“Sen ne zamandan beri insanların canını almayı kendine hak görüyorsun ki!?” diye bağırdı Defne. Gerçekten inanamıyordu bu adama!
“Uzun süredir.” diyerek sırıttı Kenan ve bu, sinir bozucu bir sırıtmaydı.
“Hayatımda böyle bir küstahlık görmedim ben.” İnsan hayatından bahsediyordu Defne! Adam sanki beğenmediği bir yemeği çöpe atmış gibi anlatıyordu!
“Senin benden korkmana gerek yok.” dedi ve elleriyle, sakinleşmesini söyleyen bir hareket yaptı Kenan.
“Ne yani bana zarar vermiyorsun ama başka insanları öldürüyorsun diye, boynuna mı atlamam gerek!?” diyerek, hayret içinde sordu Defne.
“Evet, hiç fena olmazdı.” dedi ve hafifçe gülümsedi Kenan. Atlasaydı keşke boynuna. Güzel Defnenin kokusunu, olabilecek en yakın şekilde içine çekebilseydi.
“Yeter artık! Ben gidiyorum.” Onun bu saçma sapan flört etme çabasına karşılık vermeyecekti asla.
“Bekle! Bu saatte tek başına hiçbir yere gidemezsin. Benim arabamla dönebilirsin.” Hava çoktan kararmıştı ve kızın bu saatte eve yalnız dönmek için Kenan'ı vurması gerekirdi.
“İstemiyorum.” Arkasını dönüp tekrar yürümeye başladı. Onun arabasına falan binmezdi ölse bile!
“Defne! Bekle dedim.” Yüksek ses tonu, kızın olduğu yerde titremesine sebep oldu. Kenan, her dediğinin anında olmasına alışmıştı. Bu konuda egosu yüksekti ve şimdi bu küçük kız, sinirini oldukça zıplatıyordu.
“Sen, bana ne yapacağımı söyleyemezsin!” diye sonuna kadar ayırdığı gözleri eşliğinde bağırdı Defne.
Bak sen küçük peri kızına! Nasıl da kafa tutup tartışıyordu. Kenan, damarlarındaki kanın yanlış yere indiğinin farkındaydı. Bu hararetli tartışma, ona hiç iyi gelmemişti.
“Gece bu saatte tek başına dönmen tehlikeli olur.” Kızı yatıştırmak için konuştu ama kendisini nasıl yatıştıracaktı bilmiyordu.
“Senin yanında olmak kadar tehlikeli değildir hiçbir yer bence.” Yine lafını söyleyip kaçıyor muydu? Evet!
“Defne hemen durmazsan kendim bindiririm seni arabaya.” Arkasından takip etmeye devam ediyordu. Elini hızla uzattı yine kıza doğru.
“Bana dokunursan..!” Defne göz ucuyla kendisine uzanan kocaman eli gördüğü gibi çekilmişti. Göğsü hızla inip kalkıyordu. Bir katili ne diye tehdit edecekti ki?
“Ne yaparsın?” Defne’nin dibine kadar geldi şimdi. Bu yakınlık ona iyi gelmiyordu. Zaten yaptıkları tartışma yüzünden kıza feci halde yükselmiş durumdaydı ve şimdi küçük dudaklara yakından bakmak, vücut ısısını daha da yükseltiyordu.

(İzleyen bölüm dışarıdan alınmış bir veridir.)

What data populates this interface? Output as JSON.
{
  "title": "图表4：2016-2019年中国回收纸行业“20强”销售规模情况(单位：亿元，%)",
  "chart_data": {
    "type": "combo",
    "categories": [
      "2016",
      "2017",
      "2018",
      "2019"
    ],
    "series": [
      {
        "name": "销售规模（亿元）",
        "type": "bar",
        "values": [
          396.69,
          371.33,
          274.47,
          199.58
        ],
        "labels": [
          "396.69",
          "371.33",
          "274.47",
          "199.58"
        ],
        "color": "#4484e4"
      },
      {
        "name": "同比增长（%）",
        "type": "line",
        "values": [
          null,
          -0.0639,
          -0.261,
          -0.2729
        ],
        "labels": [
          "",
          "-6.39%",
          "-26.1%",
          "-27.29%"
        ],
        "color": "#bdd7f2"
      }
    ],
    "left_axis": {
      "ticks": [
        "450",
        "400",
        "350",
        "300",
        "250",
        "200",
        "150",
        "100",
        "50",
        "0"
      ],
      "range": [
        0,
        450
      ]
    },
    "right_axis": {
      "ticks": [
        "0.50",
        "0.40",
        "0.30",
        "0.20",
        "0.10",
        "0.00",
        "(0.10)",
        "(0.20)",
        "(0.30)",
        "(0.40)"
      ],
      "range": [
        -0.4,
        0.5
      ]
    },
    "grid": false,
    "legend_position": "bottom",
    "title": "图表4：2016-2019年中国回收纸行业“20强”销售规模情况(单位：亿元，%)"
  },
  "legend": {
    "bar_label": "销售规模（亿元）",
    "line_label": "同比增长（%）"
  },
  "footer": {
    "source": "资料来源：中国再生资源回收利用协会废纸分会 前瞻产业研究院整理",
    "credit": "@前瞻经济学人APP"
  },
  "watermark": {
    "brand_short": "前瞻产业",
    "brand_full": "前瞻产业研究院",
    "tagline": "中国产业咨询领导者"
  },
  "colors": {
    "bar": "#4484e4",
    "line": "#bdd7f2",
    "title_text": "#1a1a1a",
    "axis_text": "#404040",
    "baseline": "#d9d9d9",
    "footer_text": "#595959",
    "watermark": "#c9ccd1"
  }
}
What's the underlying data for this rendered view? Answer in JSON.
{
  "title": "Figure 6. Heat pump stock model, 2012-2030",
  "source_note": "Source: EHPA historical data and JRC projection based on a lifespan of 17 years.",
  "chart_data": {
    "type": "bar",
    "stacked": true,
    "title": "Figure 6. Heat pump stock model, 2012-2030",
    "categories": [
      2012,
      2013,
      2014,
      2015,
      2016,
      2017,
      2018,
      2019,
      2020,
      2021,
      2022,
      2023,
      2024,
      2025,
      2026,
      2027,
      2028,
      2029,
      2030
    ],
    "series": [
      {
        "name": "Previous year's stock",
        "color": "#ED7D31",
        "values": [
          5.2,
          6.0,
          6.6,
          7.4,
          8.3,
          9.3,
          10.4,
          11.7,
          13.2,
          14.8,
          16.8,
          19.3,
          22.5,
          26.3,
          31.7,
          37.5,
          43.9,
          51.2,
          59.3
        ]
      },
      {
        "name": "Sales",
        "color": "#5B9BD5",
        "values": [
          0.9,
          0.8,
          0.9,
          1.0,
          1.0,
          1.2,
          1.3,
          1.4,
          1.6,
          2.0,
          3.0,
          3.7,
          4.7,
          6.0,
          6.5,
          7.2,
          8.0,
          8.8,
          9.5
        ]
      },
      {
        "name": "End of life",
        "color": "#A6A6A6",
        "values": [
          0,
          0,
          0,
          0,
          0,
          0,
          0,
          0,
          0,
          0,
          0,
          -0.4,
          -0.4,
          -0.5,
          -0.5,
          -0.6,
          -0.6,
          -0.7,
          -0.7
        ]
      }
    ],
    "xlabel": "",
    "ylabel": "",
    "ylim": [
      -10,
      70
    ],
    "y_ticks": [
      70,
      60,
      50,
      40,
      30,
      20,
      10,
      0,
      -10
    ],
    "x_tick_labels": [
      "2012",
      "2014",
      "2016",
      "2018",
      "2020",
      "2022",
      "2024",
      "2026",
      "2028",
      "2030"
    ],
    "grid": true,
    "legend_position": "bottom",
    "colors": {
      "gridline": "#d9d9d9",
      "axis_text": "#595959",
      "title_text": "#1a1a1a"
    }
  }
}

“Sakın bir daha karşıma çıkma.” gideceği sırada hızla kolunu tutup kendine çekti kızı, Kenan. Zaten kendisine göre ufak kalan bedeni kolayca zapt edebilirdi ama öpücüklerinin arasına küçük tokatlar girsin istemiyordu. Tek kolunu sırtında sabitleyip sıkıca sarıldı incecik bele. Kendi boyundan oldukça kısa olduğu için kızı biraz havaya kaldırması gerekecekti.
Yine de narin bedeni zorlanmadan kendine kenetleyip günlerdir hayalini kurduğu dudaklara kavuştu sonunda.